Heading into next week, some of that excess length will be taken out, according to the strategist. “We are looking at $1,600 as the key level. Maybe slightly below that,” McKay said.   

Positioning below $1,600 is embedded in slower growth outlook and more central bank rate cuts rather than fear-driven haven bids. 

“Ultimately, gold will start to move higher again once the initial sell-off is out of the way. We can find the bottom of the shakeout next week,” McKay noted. 

Coronavirus outbreak

The primary driver next week remains the coronavirus outbreak, especially headlines related to the virus spreading in Europe and North America. 

World Health Organizationc (WHO) raised its coronavirus threat assessment to “very high” across the world on Friday, noting that the virus has spread to at least 49 countries. 

“We have now increased our assessment of the risk of spread and the risk of impact of COVID-19 to very high at global level,” WHO director-general Tedros Adhanom Ghebreyesus said. 

Earlier this week, the CDC said that the U.S. is likely likely to see an uptick in cases. 

“That is a downside risk,” Hunter said. “We can safely say that if there was a major national outbreak in the U.S., you could be looking at a recession simply because it will be very likely that consumer spending would fall very sharply. Even if don’t get that kind of an outbreak, there are some downside risks to the economy that are starting to mount.”

Watching the central banks

On a more long-term basis, the outlook for gold remains very positive as markets expect to see a start of another major easing cycle by the world’s major central banks as they respond to the coronavirus fallout. 

“This virus is potentially pushing banks to act more aggressively so we could get deeper rate cuts.
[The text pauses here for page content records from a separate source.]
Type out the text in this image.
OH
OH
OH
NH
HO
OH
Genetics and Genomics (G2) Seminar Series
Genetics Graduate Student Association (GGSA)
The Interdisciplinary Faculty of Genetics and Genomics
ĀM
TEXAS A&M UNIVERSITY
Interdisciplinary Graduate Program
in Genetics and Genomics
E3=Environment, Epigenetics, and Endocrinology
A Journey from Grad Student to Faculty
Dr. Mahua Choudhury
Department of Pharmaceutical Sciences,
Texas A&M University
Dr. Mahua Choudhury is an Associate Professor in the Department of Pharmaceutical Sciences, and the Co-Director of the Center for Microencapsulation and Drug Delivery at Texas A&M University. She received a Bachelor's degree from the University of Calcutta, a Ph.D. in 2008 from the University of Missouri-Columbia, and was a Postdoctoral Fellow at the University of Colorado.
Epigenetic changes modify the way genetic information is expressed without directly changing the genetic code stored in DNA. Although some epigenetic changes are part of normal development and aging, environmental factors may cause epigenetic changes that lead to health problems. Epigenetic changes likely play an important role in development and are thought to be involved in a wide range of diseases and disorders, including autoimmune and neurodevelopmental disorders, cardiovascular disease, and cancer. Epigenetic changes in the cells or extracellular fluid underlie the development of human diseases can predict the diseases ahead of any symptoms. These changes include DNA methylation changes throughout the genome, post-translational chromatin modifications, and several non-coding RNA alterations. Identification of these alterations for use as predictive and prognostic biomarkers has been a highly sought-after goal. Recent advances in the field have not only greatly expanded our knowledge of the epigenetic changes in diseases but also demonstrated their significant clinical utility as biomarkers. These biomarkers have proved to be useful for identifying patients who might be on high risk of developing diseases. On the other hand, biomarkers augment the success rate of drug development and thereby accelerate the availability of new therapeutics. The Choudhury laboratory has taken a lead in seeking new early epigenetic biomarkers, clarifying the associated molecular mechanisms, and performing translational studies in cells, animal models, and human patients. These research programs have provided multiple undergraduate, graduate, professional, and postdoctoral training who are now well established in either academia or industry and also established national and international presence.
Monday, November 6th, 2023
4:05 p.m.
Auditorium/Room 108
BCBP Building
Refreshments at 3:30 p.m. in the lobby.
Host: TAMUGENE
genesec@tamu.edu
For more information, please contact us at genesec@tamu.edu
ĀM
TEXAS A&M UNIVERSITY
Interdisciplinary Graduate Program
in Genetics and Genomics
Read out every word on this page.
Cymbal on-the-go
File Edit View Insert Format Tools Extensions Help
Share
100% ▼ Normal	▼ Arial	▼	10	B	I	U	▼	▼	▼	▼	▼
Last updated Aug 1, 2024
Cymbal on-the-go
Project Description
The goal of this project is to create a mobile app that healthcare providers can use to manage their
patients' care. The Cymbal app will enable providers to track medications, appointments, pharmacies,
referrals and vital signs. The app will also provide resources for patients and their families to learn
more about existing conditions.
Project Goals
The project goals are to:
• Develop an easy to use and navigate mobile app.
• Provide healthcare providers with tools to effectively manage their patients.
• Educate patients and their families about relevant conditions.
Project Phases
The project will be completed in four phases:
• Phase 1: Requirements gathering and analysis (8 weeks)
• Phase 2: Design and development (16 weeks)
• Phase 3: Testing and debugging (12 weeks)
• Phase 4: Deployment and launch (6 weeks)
Gold is attractive longer-term as a hedge against real interest rates, which should be extremely low or negative,” McKay said. 

Eyes are also on Federal Reserve Chair Jerome Powell this weekend as there is “talk” that he “will be meeting other central bankers this weekend, which is spurring speculation of coordinated action,” said Bannockburn Global Forex managing director Marc Chandler. 
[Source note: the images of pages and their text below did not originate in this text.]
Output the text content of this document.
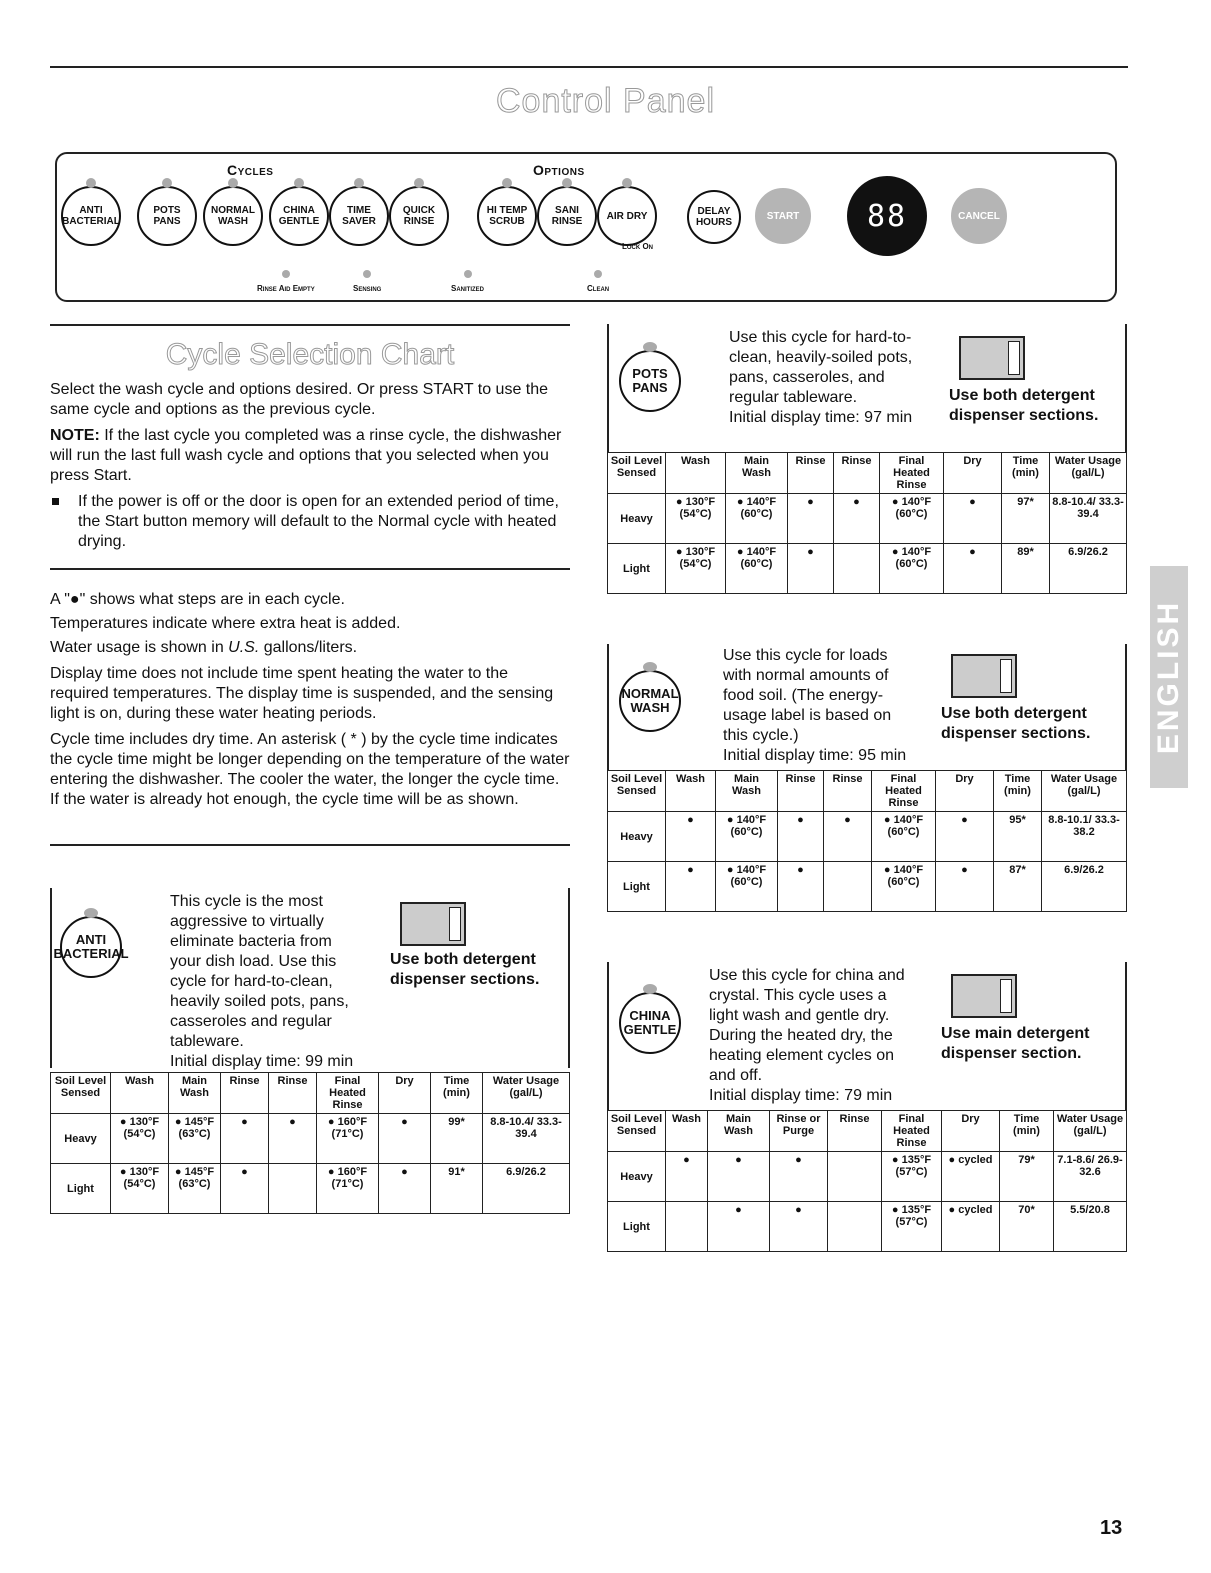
Control Panel
Cycles	Options
ANTI BACTERIAL
POTS PANS
NORMAL WASH
CHINA GENTLE
TIME SAVER
QUICK RINSE
HI TEMP SCRUB
SANI RINSE	AIR DRY
Lock On
DELAY HOURS
START	88	CANCEL
Rinse Aid Empty	Sensing	Sanitized	Clean
Cycle Selection Chart
Select the wash cycle and options desired. Or press START to use the same cycle and options as the previous cycle.
NOTE: If the last cycle you completed was a rinse cycle, the dishwasher will run the last full wash cycle and options that you selected when you press Start.
If the power is off or the door is open for an extended period of time, the Start button memory will default to the Normal cycle with heated drying.
A "●" shows what steps are in each cycle.
Temperatures indicate where extra heat is added.
Water usage is shown in U.S. gallons/liters.
Display time does not include time spent heating the water to the required temperatures. The display time is suspended, and the sensing light is on, during these water heating periods.
Cycle time includes dry time. An asterisk ( * ) by the cycle time indicates the cycle time might be longer depending on the temperature of the water entering the dishwasher. The cooler the water, the longer the cycle time. If the water is already hot enough, the cycle time will be as shown.
ANTI BACTERIAL
This cycle is the most
aggressive to virtually
eliminate bacteria from
your dish load. Use this
cycle for hard-to-clean,
heavily soiled pots, pans,
casseroles and regular
tableware.
Initial display time: 99 min
Use both detergent
dispenser sections.
Soil Level Sensed	Wash	Main Wash	Rinse	Rinse	Final Heated Rinse	Dry	Time (min)	Water Usage (gal/L)
Heavy	● 130°F (54°C)	● 145°F (63°C)	●	●	● 160°F (71°C)	●	99*	8.8-10.4/ 33.3-39.4
Light	● 130°F (54°C)	● 145°F (63°C)	●		● 160°F (71°C)	●	91*	6.9/26.2
POTS PANS
Use this cycle for hard-to-
clean, heavily-soiled pots,
pans, casseroles, and
regular tableware.
Initial display time: 97 min
Use both detergent
dispenser sections.
Soil Level Sensed	Wash	Main Wash	Rinse	Rinse	Final Heated Rinse	Dry	Time (min)	Water Usage (gal/L)
Heavy	● 130°F (54°C)	● 140°F (60°C)	●	●	● 140°F (60°C)	●	97*	8.8-10.4/ 33.3-39.4
Light	● 130°F (54°C)	● 140°F (60°C)	●		● 140°F (60°C)	●	89*	6.9/26.2
NORMAL WASH
Use this cycle for loads
with normal amounts of
food soil. (The energy-
usage label is based on
this cycle.)
Initial display time: 95 min
Use both detergent
dispenser sections.
Soil Level Sensed	Wash	Main Wash	Rinse	Rinse	Final Heated Rinse	Dry	Time (min)	Water Usage (gal/L)
Heavy	●	● 140°F (60°C)	●	●	● 140°F (60°C)	●	95*	8.8-10.1/ 33.3-38.2
Light	●	● 140°F (60°C)	●		● 140°F (60°C)	●	87*	6.9/26.2
CHINA GENTLE
Use this cycle for china and
crystal. This cycle uses a
light wash and gentle dry.
During the heated dry, the
heating element cycles on
and off.
Initial display time: 79 min
Use main detergent
dispenser section.
Soil Level Sensed	Wash	Main Wash	Rinse or Purge	Rinse	Final Heated Rinse	Dry	Time (min)	Water Usage (gal/L)
Heavy	●	●	●		● 135°F (57°C)	● cycled	79*	7.1-8.6/ 26.9-32.6
Light		●	●		● 135°F (57°C)	● cycled	70*	5.5/20.8
ENGLISH
13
The CME FedWatch Tool is currently showing a 52.8% chance of a 25bp rate cut on March 18 and a 47.2% chance of a 50bp cut. 

“There’s a fairly good chance we could see some kind of policy loosening over the next couple of months,” said Hunter. 

The market’s aggressive expectations of further rate cuts in the U.S. can also force the Fed’s hand to cut, added Hunter. “If the general situation stays as it is, let alone continues to deteriorate, and the Fed were to not follow through and cut rates then it could cause a fair nasty reaction,” he said.  

Super Tuesday

Another supportive driver for gold is the U.S. presidential election. Next week will see the Super Tuesday Democratic primaries in 15 states. And there is a high chance that Bernie Sanders comes out on top. 

“On the political side we gear up for Super Tuesday (3 March), with expectations high that Bernie Sanders will do well here – gold is our clear hedge against political angst here,” Pepperstone head of research Chris Weston said on Wednesday. 

Data on the radar

U.S. macro data next week could be viewed as less important even though traders will get a look at the U.S. nonfarm payrolls report, said McKay.

“On the data calendar, we will have some readings of manufacturing ISM in the U.S. as well as the jobs number. Although with what’s happening now, the economic data might be losing a bit of its market power, at least the U.S. data,” he said. 

Chinese manufacturing numbers will be important to monitor as they will show “impact of the virus and just how bad things contracted,” McKay added. 

Chinese manufacturing PMI numbers are due out on Saturday. The U.S. ISM manufacturing PMI are scheduled for Monday, followed by the U.S. ISM non-manufacturing PMI figures on Wednesday, factory orders on Thursday, and nonfarm payrolls on Friday. 

The Bank of Canada will also be announcing its interest rate decision on Wednesday, with markets projecting no change in rates at the March meeting.